In Argentina, Cerro Vanguardia´s gold production for the third quarter of 2014 was 62,000oz at a total cash cost of $656/oz compared
to 63,000oz at total cash cost of $614/oz in the third quarter of 2013. Production was negatively impacted by operational delays in
development causing decreased secondary development head grades and sequencing in the mine, thereby resulting in lower grade at
the underground mine compensated by higher tonnes treated. Although costs benefited from the weaker exchange rate, this was offset
by lower by-product sales and lower deferred stripping adjustment.
In Brazil, production for the third quarter of 2014 was 133,000oz at a total cash cost of $724/oz compared to 138,000oz at a total cash
cost of $629/oz in the third quarter of 2013. At AngloGold Ashanti Córrego do Sítio Mineração, production for the third quarter of
2014 was 101,000oz at total cash cost of $699/oz compared to 103,000oz at total cash cost of $602/oz in the third quarter of 2013.
Production was impacted by operational delays in high grade areas, changes in mining plan at Cuiabá Complex, and geotechnical
challenges at the new oxide pit. Work is underway to improve the mine’s rock mechanics, change the mining method from cut-and-fill to
sub-level stoping and increase the contribution of Narrow Vein Ore Bodies (NV) from 15% of the mine’s total, to 40%.
Also at Cuiaba, our exploration programme, the deep-level exploration programme confirmed the down-plunge extension of the ore
body as far as Level 24 at the MO mine (the Main Ore Body) and Level 26 at the NV mine, while high-grade quartz veins have been
intersected between Level 9 and Level 25. In addition, satellite ore bodies have been intersected close to the existing infrastructure.

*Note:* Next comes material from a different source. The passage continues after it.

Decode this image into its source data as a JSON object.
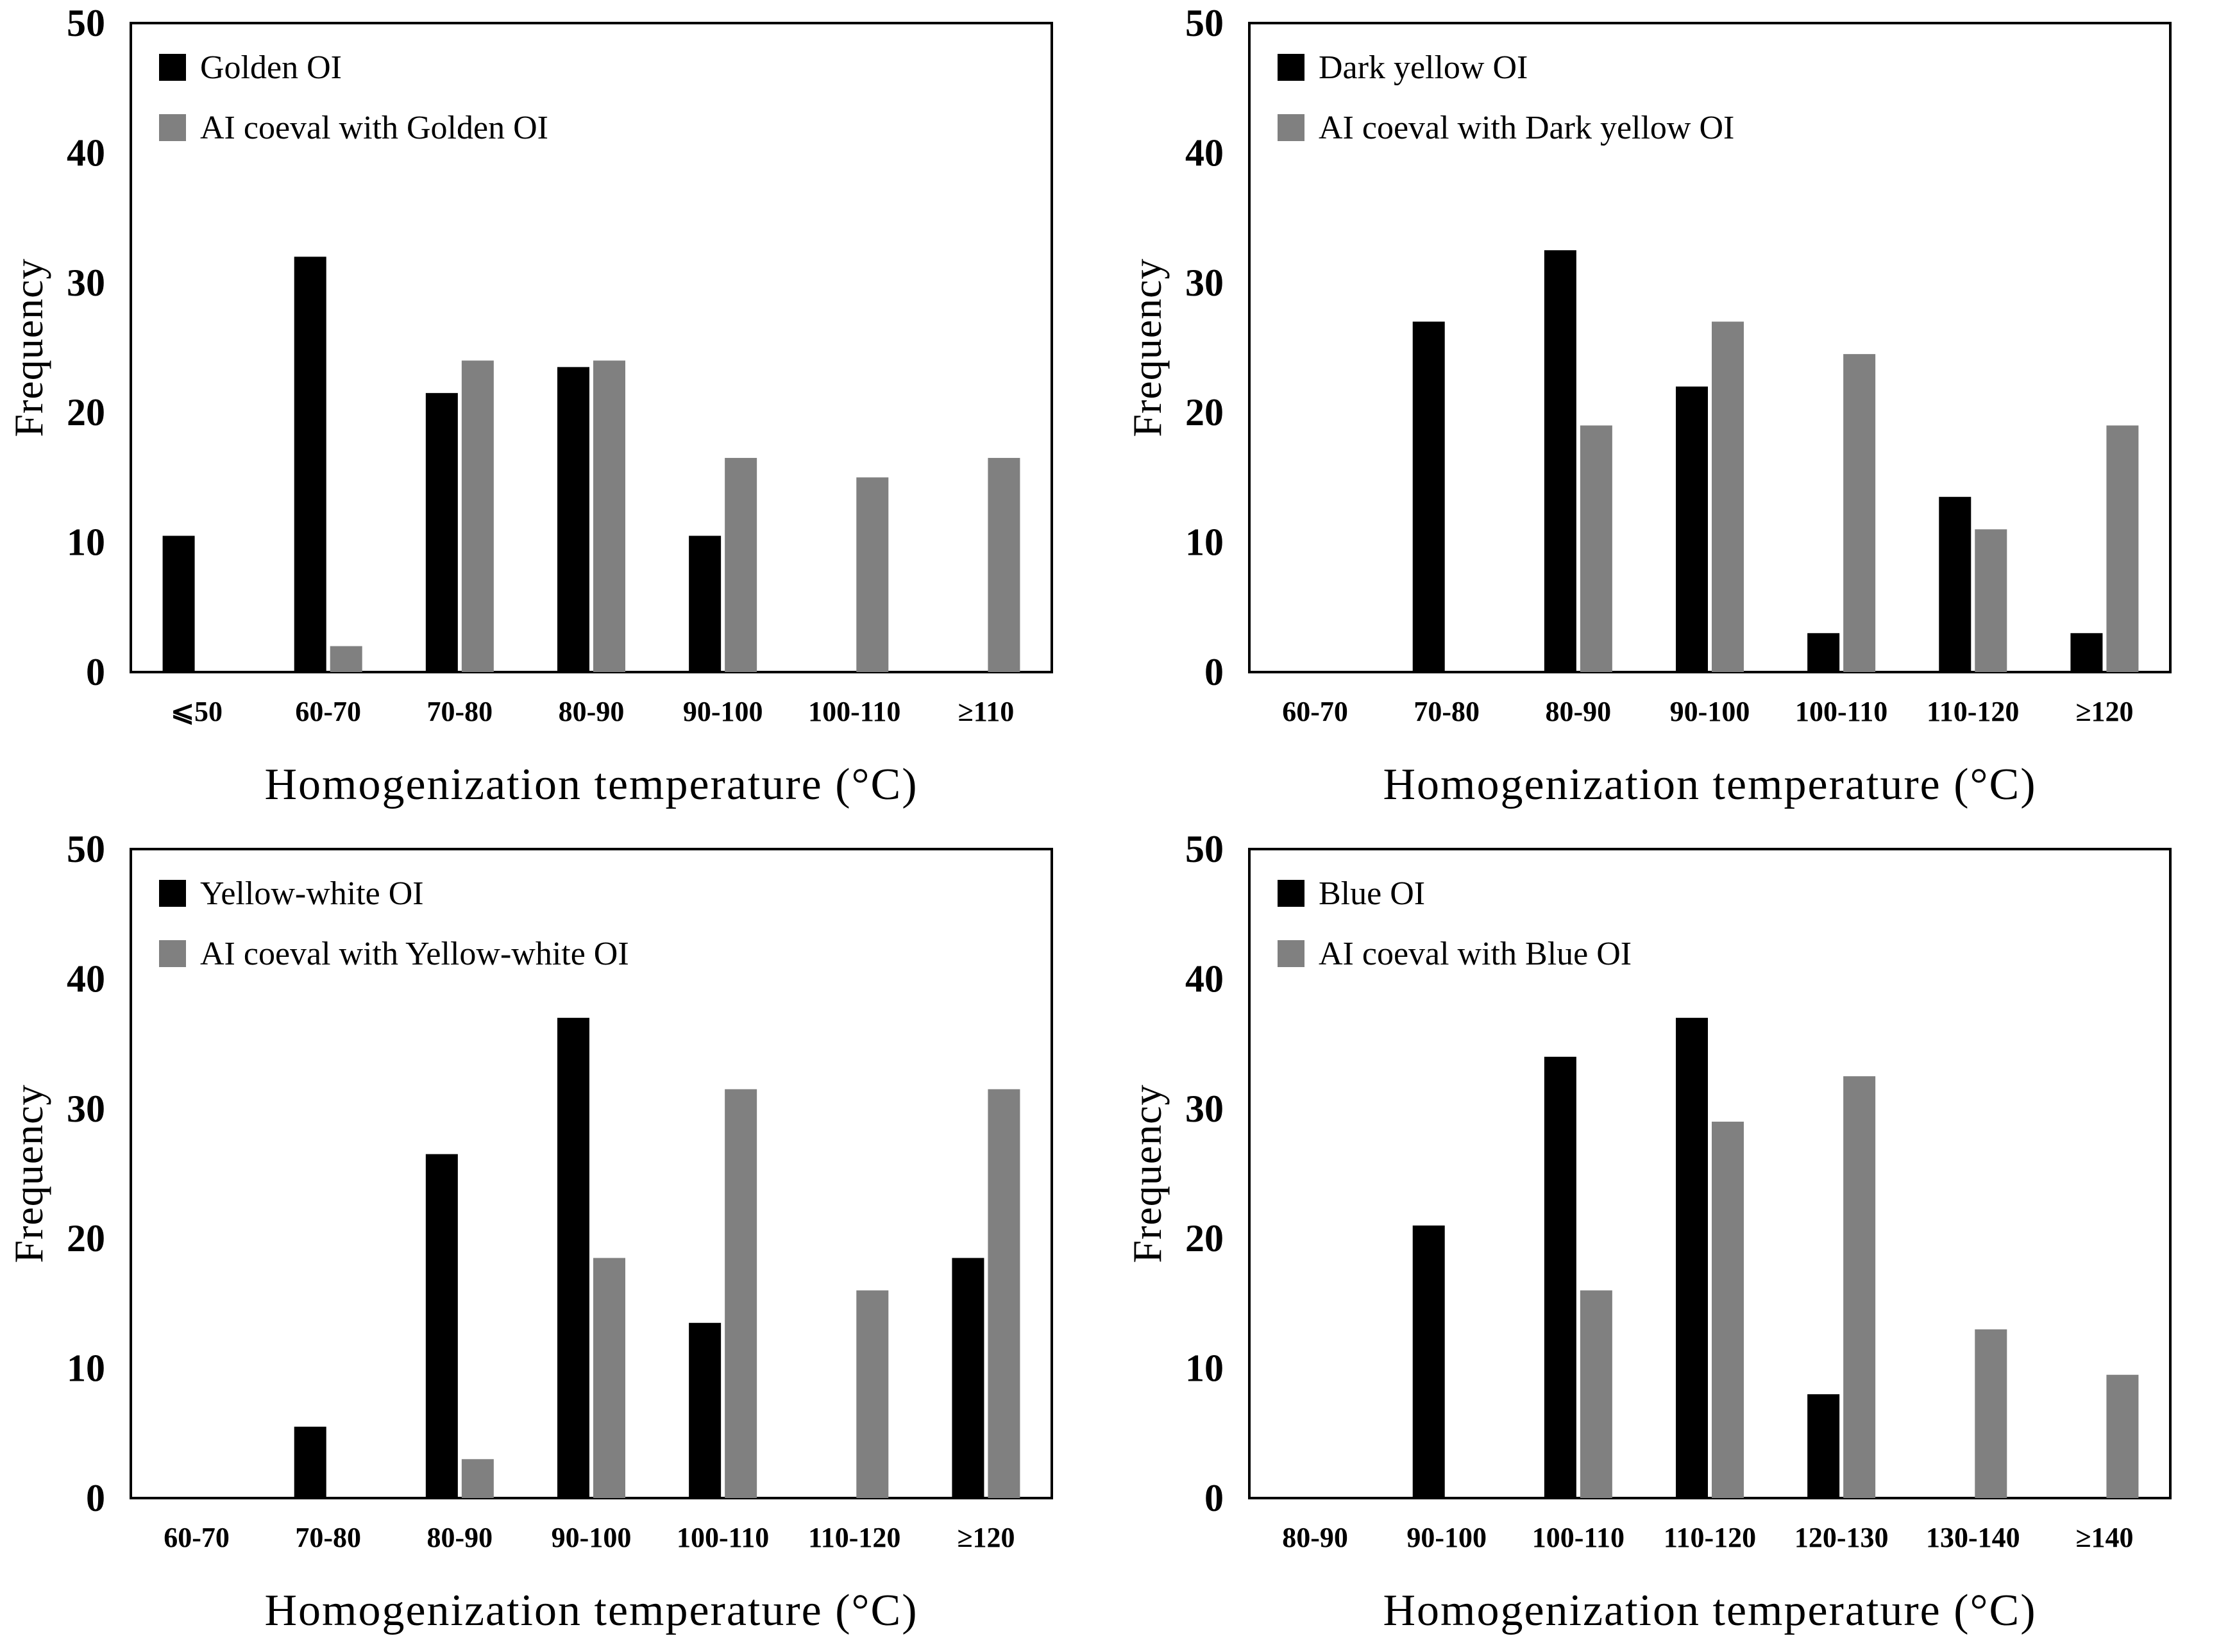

These exploration successes will, potentially help add production in the both the short-term and over the life of mine.
At Serra Grande, production for the third quarter of 2014 was 32,000oz at total cash cost of $803/oz, compared to 35,000oz at total
cash cost of $709/oz in the third quarter of 2013. Production was down due to lower grades caused by differences in underground mine
sequencing, with higher grades anticipated in the latter part of the year. Costs were negatively impacted mainly by lower gold
production, local currency appreciation and ore stockpiles.